The Cross-track Infrared Sounder (CrIS) is half the size and uses half the power of comparable spectrometers previously flown in space.

"CrIS is a hyperspectral infrared sounder, which is a real fancy way of saying it takes a lot of channels of data (from) a very compact infrared device. It is the next in a long line of sounders that ITT has built," said Mark Poling, CrIS program manager at ITT Geospatial Systems.

"It provides data to measure water vapor, temperature and pressure profiles from the ground all the way up to many thousands of feet. That allows numerical weather predictions to be much more accurate."

The Ozone Mapping and Profiler Suite (OMPS) will provide three views to continue the long-term data record of ozone measurements from satellites.

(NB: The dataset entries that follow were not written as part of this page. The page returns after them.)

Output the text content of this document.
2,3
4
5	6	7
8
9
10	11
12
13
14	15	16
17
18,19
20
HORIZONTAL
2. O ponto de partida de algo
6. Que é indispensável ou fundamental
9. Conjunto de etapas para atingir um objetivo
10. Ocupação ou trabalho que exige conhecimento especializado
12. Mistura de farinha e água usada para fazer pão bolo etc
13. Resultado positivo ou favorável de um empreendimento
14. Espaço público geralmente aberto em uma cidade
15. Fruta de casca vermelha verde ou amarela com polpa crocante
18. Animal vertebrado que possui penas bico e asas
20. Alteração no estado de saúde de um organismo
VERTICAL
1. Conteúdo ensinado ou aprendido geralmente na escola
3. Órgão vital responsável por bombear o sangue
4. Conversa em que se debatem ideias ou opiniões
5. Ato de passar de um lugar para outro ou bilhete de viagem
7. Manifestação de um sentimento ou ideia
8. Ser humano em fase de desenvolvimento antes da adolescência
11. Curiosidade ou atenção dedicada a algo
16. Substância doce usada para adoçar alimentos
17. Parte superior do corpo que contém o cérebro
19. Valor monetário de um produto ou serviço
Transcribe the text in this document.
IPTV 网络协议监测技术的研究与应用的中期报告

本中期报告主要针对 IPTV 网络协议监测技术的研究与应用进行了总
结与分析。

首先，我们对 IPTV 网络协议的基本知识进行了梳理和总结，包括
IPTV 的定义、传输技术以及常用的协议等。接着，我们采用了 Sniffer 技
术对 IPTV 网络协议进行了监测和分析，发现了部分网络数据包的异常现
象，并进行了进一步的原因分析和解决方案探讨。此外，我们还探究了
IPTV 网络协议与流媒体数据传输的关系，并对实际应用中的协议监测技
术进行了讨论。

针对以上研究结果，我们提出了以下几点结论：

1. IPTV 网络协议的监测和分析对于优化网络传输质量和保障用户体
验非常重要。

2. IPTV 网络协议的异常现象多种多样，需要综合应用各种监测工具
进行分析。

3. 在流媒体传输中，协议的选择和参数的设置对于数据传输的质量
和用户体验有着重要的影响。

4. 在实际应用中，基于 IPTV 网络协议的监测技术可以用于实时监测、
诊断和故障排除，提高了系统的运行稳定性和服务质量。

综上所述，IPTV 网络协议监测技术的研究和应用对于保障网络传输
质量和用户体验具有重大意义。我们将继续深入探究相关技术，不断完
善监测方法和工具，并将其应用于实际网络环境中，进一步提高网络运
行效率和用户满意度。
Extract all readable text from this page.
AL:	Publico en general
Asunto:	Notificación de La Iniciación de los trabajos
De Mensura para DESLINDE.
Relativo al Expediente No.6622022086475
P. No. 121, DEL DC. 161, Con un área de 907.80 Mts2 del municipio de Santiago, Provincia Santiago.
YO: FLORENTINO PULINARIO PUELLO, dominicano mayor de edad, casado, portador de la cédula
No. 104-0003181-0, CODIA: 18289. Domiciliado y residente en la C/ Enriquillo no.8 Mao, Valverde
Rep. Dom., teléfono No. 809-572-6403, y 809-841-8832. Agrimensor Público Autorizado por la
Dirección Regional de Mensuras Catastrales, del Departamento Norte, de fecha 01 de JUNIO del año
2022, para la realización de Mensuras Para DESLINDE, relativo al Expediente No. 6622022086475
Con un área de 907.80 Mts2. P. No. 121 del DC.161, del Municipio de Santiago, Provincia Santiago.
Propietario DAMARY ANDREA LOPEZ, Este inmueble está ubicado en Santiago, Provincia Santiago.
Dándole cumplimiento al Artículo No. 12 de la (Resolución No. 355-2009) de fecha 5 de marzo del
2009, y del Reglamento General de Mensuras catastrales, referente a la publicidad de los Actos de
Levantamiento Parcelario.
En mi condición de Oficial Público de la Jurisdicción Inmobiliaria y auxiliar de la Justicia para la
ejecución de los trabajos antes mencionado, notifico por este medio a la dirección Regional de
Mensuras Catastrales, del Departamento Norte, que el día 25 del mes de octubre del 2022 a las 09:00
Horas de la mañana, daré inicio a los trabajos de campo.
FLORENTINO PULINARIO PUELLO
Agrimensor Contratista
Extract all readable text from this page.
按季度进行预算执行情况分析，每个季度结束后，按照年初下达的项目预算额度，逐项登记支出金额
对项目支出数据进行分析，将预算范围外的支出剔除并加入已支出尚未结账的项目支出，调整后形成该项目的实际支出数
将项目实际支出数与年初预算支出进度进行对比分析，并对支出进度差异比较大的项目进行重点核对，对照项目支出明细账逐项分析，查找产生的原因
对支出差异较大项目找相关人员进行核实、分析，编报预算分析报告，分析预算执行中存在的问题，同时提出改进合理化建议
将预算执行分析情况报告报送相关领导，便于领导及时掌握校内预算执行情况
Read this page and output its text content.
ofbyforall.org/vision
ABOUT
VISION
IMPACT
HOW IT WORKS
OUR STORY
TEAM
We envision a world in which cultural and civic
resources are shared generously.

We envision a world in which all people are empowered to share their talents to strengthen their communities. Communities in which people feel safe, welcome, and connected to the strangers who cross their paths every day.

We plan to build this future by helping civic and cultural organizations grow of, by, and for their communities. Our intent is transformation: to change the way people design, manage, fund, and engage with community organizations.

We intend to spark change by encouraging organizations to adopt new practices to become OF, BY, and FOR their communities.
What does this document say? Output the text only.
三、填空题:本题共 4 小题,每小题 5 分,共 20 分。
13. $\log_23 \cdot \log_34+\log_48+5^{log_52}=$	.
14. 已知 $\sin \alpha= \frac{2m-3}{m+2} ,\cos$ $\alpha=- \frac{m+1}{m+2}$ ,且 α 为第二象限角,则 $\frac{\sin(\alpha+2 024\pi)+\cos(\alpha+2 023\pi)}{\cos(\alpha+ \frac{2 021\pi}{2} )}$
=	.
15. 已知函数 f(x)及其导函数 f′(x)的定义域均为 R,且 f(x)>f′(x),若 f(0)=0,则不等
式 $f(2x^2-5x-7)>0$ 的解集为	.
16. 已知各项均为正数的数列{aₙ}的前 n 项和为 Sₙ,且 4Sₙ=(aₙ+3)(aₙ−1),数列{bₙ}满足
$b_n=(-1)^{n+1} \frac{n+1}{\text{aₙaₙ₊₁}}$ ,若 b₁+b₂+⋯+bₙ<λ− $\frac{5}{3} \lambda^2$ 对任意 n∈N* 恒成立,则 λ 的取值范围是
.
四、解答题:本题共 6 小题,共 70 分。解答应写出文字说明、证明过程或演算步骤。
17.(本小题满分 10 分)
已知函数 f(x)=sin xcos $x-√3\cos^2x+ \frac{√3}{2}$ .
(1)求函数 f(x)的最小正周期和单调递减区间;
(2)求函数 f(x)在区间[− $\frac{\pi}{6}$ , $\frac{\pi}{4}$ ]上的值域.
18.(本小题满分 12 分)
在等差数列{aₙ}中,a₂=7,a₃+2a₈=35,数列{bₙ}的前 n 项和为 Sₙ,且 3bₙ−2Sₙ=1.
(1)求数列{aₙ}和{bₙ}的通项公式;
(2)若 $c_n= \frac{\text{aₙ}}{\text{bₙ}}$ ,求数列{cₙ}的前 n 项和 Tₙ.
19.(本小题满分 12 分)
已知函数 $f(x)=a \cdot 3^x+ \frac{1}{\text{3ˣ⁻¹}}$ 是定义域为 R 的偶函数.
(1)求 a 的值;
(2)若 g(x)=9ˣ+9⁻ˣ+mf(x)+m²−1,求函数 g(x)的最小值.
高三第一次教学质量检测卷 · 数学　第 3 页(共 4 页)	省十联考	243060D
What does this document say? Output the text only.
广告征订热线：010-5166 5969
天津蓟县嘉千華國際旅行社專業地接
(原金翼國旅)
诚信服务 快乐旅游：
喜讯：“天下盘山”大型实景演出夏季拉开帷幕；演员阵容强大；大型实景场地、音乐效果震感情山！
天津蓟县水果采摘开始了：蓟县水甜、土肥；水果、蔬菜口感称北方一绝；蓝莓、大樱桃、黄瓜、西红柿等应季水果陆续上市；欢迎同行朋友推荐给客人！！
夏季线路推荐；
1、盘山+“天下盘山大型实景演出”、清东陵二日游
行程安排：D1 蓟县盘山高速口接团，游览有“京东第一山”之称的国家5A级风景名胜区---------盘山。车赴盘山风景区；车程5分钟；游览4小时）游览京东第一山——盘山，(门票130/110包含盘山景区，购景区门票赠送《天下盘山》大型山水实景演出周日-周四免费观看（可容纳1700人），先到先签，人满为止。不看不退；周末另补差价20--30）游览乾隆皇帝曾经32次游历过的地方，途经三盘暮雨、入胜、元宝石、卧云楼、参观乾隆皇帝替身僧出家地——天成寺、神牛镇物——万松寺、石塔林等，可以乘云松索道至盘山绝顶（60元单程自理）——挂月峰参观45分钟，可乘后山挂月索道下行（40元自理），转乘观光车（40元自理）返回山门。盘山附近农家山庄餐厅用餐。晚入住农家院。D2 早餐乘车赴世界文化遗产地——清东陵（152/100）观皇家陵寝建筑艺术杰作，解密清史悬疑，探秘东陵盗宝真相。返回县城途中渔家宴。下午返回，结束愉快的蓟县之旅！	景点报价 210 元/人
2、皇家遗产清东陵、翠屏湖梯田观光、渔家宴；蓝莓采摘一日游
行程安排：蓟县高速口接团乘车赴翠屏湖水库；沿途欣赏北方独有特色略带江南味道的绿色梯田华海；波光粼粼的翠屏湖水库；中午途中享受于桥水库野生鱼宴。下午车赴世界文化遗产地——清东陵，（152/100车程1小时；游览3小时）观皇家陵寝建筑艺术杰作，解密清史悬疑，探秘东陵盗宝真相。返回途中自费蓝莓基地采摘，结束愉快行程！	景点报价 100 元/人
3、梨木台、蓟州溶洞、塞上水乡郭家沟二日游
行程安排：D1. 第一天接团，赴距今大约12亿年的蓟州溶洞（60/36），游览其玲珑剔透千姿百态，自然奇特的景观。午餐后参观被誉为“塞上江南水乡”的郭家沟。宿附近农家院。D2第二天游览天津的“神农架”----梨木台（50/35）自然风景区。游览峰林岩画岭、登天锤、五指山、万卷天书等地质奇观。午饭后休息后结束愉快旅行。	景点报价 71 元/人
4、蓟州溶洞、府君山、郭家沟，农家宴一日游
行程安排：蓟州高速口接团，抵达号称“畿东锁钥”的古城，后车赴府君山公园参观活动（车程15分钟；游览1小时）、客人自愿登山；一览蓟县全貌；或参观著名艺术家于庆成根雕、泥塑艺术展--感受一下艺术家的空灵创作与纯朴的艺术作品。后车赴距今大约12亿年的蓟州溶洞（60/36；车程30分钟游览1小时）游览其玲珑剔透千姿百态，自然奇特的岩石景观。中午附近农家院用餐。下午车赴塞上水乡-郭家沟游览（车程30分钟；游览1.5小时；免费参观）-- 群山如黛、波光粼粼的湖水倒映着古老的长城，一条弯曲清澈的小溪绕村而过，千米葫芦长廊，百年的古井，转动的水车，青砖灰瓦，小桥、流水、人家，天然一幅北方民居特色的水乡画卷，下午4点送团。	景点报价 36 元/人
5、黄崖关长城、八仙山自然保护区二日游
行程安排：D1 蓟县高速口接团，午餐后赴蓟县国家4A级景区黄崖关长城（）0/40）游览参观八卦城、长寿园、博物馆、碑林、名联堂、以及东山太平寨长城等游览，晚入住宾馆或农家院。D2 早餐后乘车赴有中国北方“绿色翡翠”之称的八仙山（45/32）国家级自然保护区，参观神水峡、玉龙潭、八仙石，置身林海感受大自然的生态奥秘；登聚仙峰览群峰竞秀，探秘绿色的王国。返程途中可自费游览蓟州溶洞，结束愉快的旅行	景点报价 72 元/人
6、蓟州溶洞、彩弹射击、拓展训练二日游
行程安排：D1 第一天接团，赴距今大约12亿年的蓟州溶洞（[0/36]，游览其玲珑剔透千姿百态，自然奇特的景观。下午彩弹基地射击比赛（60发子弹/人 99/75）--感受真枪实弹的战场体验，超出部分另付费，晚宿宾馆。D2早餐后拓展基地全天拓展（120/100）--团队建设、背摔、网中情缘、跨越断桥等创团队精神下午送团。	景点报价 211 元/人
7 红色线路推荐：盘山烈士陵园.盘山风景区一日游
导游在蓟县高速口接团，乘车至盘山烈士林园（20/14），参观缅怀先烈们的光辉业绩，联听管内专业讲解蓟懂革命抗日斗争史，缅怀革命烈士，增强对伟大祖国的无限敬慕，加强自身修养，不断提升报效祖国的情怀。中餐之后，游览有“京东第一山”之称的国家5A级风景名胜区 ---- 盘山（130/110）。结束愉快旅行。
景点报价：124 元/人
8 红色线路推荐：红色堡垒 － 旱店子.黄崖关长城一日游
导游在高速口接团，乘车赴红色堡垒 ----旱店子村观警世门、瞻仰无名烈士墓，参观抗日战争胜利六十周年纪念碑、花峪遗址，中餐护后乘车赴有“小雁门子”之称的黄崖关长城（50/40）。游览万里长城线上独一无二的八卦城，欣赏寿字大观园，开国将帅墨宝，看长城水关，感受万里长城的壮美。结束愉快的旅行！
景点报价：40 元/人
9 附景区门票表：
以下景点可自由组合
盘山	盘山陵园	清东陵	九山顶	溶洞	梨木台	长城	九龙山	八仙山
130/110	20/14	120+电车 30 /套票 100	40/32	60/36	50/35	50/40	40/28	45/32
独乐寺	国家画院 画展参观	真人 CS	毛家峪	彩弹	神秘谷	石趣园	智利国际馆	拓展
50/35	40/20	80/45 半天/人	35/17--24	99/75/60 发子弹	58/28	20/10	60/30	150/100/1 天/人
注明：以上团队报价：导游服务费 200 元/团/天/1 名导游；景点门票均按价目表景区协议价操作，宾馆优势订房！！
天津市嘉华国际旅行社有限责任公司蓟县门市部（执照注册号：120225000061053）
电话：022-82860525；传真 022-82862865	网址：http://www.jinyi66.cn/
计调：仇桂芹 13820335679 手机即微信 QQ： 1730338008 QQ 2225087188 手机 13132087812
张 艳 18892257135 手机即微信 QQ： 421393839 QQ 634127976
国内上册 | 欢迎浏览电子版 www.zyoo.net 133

"It is called a 'suite' because there are three distinct instruments aboard. One is called the Limb Profiler -- it looks off the backend of the spacecraft looking at the orbit where we've just passed...The other two instruments are nadir that will look straight down from the bottom of the spacecraft. Total Column has a very wide field of view -- over 100 degrees -- and Profiler is a much smaller field of view -- around 16 degrees. Together these provide a total column of ozone from the stratosphere all the way down to the Earth," said Joan Howard, program manager at Ball Aerospace.

"We also provide countless data modes so scientists will be able to mine the data for trace gas analyses and other things that we as engineers haven't even invented yet for scientists."

The Clouds and the Earth Radiant Energy System (CERES) is the one instrument aboard NPP that is borrowed from earlier satellite missions to take the planet's temperature and measure the Sun's radiation reflected off Earth.

"CERES monitors this radiance in three distinct wavelength bands -- a shortwave band that includes all of the solar reflected light, a longwave band that measures the thermal emissions and then a total channel that goes from the ultraviolet to the far-infrared that measures the entire radiance of the Earth," said Mark Folkman, Northrop Grumman's director of products and sensing.

"These three sensor channels are scanned back and forth across the surface of the Earth at 30 km of spatial resolution day-in-and-day-out, day-and-night, all around the globe. The trick here is that measurement is done with an unprecedented amount of absolute radiometric accuracy. By measuring the reflected sunlight thermal emission on a global scale, scientists are allowed to monitor the temperature of the planet and validate the models that calculate the effects of clouds driving planetary heating or cooling."

Given its testbed role in checking out these new instruments for their inclusion on the next-generation polar-orbiting weather and climate satellites, officials say it will take some time before NPP is fully operational.

"There's over 30 data products from NPP. We expect to have some operational data within 18 months," said Jim Gleason, the NPP project scientist from NASA's Goddard Space Flight Center. "My guess (is) the most critical data sets will be much sooner, probably in the six-month timeframe for microwave radiances and longer for the more-complicated data products."